Mü'min Sûresi 34-35. Ayet Tefsiri


34-35 / 85


Mü'min Sûresi Hakkında

Mü’min sûresi Mekke’de nâzil olmuştur. 85 âyettir. İsmini, 28-45. âyetlerde kıssası anlatılan ve kendisinden “mü’min adam” diye bahsedilen Firavun ailesinden Hz. Mûsâ’ya inanan bir kimseden alır. Sûrenin bir ismi de اَلْغَافِرُ (Ğâfir)dir. Bu ismini ise 3. âyette geçen ve Allah Teâlâ’nın “bağışlayıcı” mânasına gelen Ğâfir güzel isminden alır. Resmî tertibe göre 40, iniş sırasına göre 60. sûredir.

Mü'min Sûresi Konusu

Sûrenin, müşriklerin müslümanlara işkencelerinin iyice arttığı ve artık Resûlullah (s.a.s.)’i öldürme planları yaptıkları bir dönemde indiği anlaşılmaktadır. Çünkü verilen misaller hep bu istikâmettedir. Daha önce geçen inkârcılar da peygamberlerini öldürmek istemişlerdi, fakat Allah, peygamberlerini onların elinden kurtarmış ve kendilerini helak etmişti. Firavun Mûsâ (a.s.)’ı öldürmek istedi, Firavun’u suda boğmak suretiyle onu da kurtardı. Sûrede uzunca kıssası anlatılan “mü’min adam” ise, Hz. Mûsâ’nın öldürülmesine karşı çıkan ve onu savunan bir mücâhittir. O, hak-bâtıl mücâdelesinde hakkın üstün gelmesi için gerçekten çok akıllı ve dengeli bir tebliğ siyâseti güden kâmil bir mü’min modeli olarak takdim edilir. Bu akıllı kişinin, ortamı germeden, incitmeden, ibretli misallerle akıllara ve duygulara dengeli hitap ederek sonuç almaya çalıştığı görülür. Aynı tavrı Mekke’de müşriklere karşı Hz. Ebubekir’in sergilediğini görürüz. Sûrede bu esas konuya binâen Resûlullah (s.a.s.)’in zafere erişeceği ve müşriklerin mağlup olacağı haber verilir. Allah’ın sonsuz kudret ve azametinin bir kısım kevnî delilleri sergilenir. O’nun insanlığa olan büyük nimetlerinden bahsedilir. Neticede Peygamber (s.a.s.)’in davetini reddedip Allah ve âhiretin varlığını kabul etmeyenlerin hazin âkıbet ve pişmanlıklarından; cehennem azabını gördükten sonra inanmalarının artık bir fayda vermeyeceğinden söz edilir.
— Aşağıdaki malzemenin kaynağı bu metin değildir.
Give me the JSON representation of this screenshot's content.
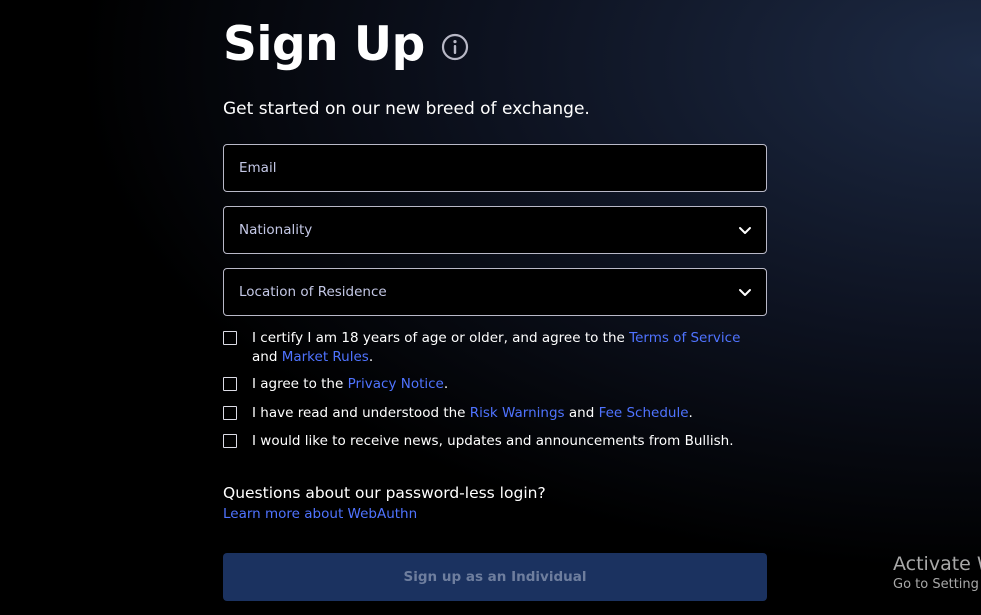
{
  "header": {
    "title": "Sign Up"
  },
  "subtitle": "Get started on our new breed of exchange.",
  "fields": {
    "email": {
      "placeholder": "Email"
    },
    "nationality": {
      "placeholder": "Nationality"
    },
    "residence": {
      "placeholder": "Location of Residence"
    }
  },
  "checks": {
    "age": {
      "prefix": "I certify I am 18 years of age or older, and agree to the ",
      "link1": "Terms of Service",
      "mid": " and ",
      "link2": "Market Rules",
      "suffix": "."
    },
    "privacy": {
      "prefix": "I agree to the ",
      "link1": "Privacy Notice",
      "suffix": "."
    },
    "risk": {
      "prefix": "I have read and understood the ",
      "link1": "Risk Warnings",
      "mid": " and ",
      "link2": "Fee Schedule",
      "suffix": "."
    },
    "news": {
      "text": "I would like to receive news, updates and announcements from Bullish."
    }
  },
  "help": {
    "question": "Questions about our password-less login?",
    "link": "Learn more about WebAuthn"
  },
  "submit": {
    "label": "Sign up as an Individual"
  },
  "watermark": {
    "line1": "Activate W",
    "line2": "Go to Setting"
  },
  "colors": {
    "link": "#4f73ff",
    "button_bg": "#1b3260",
    "button_text": "#6e7e9e"
  }
}
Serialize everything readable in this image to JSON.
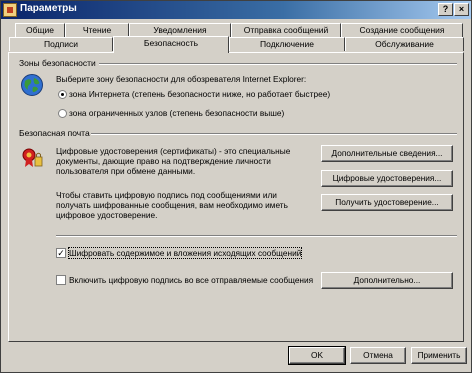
{
  "window": {
    "title": "Параметры",
    "help": "?",
    "close": "×"
  },
  "tabs_back": [
    "Общие",
    "Чтение",
    "Уведомления",
    "Отправка сообщений",
    "Создание сообщения"
  ],
  "tabs_front": [
    "Подписи",
    "Безопасность",
    "Подключение",
    "Обслуживание"
  ],
  "zones": {
    "title": "Зоны безопасности",
    "description": "Выберите зону безопасности для обозревателя Internet Explorer:",
    "options": [
      "зона Интернета (степень безопасности ниже, но работает быстрее)",
      "зона ограниченных узлов (степень безопасности выше)"
    ]
  },
  "secure_mail": {
    "title": "Безопасная почта",
    "info_lines": [
      "Цифровые удостоверения (сертификаты) - это специальные",
      "документы, дающие право на подтверждение личности",
      "пользователя при обмене данными."
    ],
    "sign_lines": [
      "Чтобы ставить цифровую подпись под сообщениями или",
      "получать шифрованные сообщения, вам необходимо иметь",
      "цифровое удостоверение."
    ],
    "more_info_button": "Дополнительные сведения...",
    "ids_button": "Цифровые удостоверения...",
    "get_id_button": "Получить удостоверение...",
    "encrypt_label": "Шифровать содержимое и вложения исходящих сообщений",
    "sign_label": "Включить цифровую подпись во все отправляемые сообщения",
    "advanced_button": "Дополнительно..."
  },
  "footer": {
    "ok": "OK",
    "cancel": "Отмена",
    "apply": "Применить"
  }
}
Mü'min Sûresi Nuzül Sebebi

Mushaftaki sıralamada kırkıncı, iniş sırasına göre altmışıncı sûredir. Zümer sûresinden sonra, Fussılet sûresinden önce Mekke’de inmiştir. “Hâ-mîm” diye başlayan ve arka arkaya gelen yedi sûrenin ilkidir.

Mü'min Sûresi Fazileti

Mü’min suresi, حٰمٓ  (Hâ. Mîm) diye başlayan yedi surenin ilkidir. Bu surenin de dâhil olduğu “Hâ. Mîm”le başlayan yedi sureye حَوَام۪يمْ (Havâmîm) yani “Hâmîmler” denir. Bu sûrelerin okunmasını teşvik eden bazı hadisler ve sahâbe sözleri nakledilir. Nitekim Resûl-i Ekrem (s.a.s.), Mü’min sûresinin ilk üç âyeti ile Bakara sûresinin 255. âyeti olan Âyete’l-Kürsî’yi sabah akşam okuyan bir kimsenin bu sâyede muhafaza olacağını haber vermektedir. (Tirmizî, Sevâbu’l-Kur’an 21)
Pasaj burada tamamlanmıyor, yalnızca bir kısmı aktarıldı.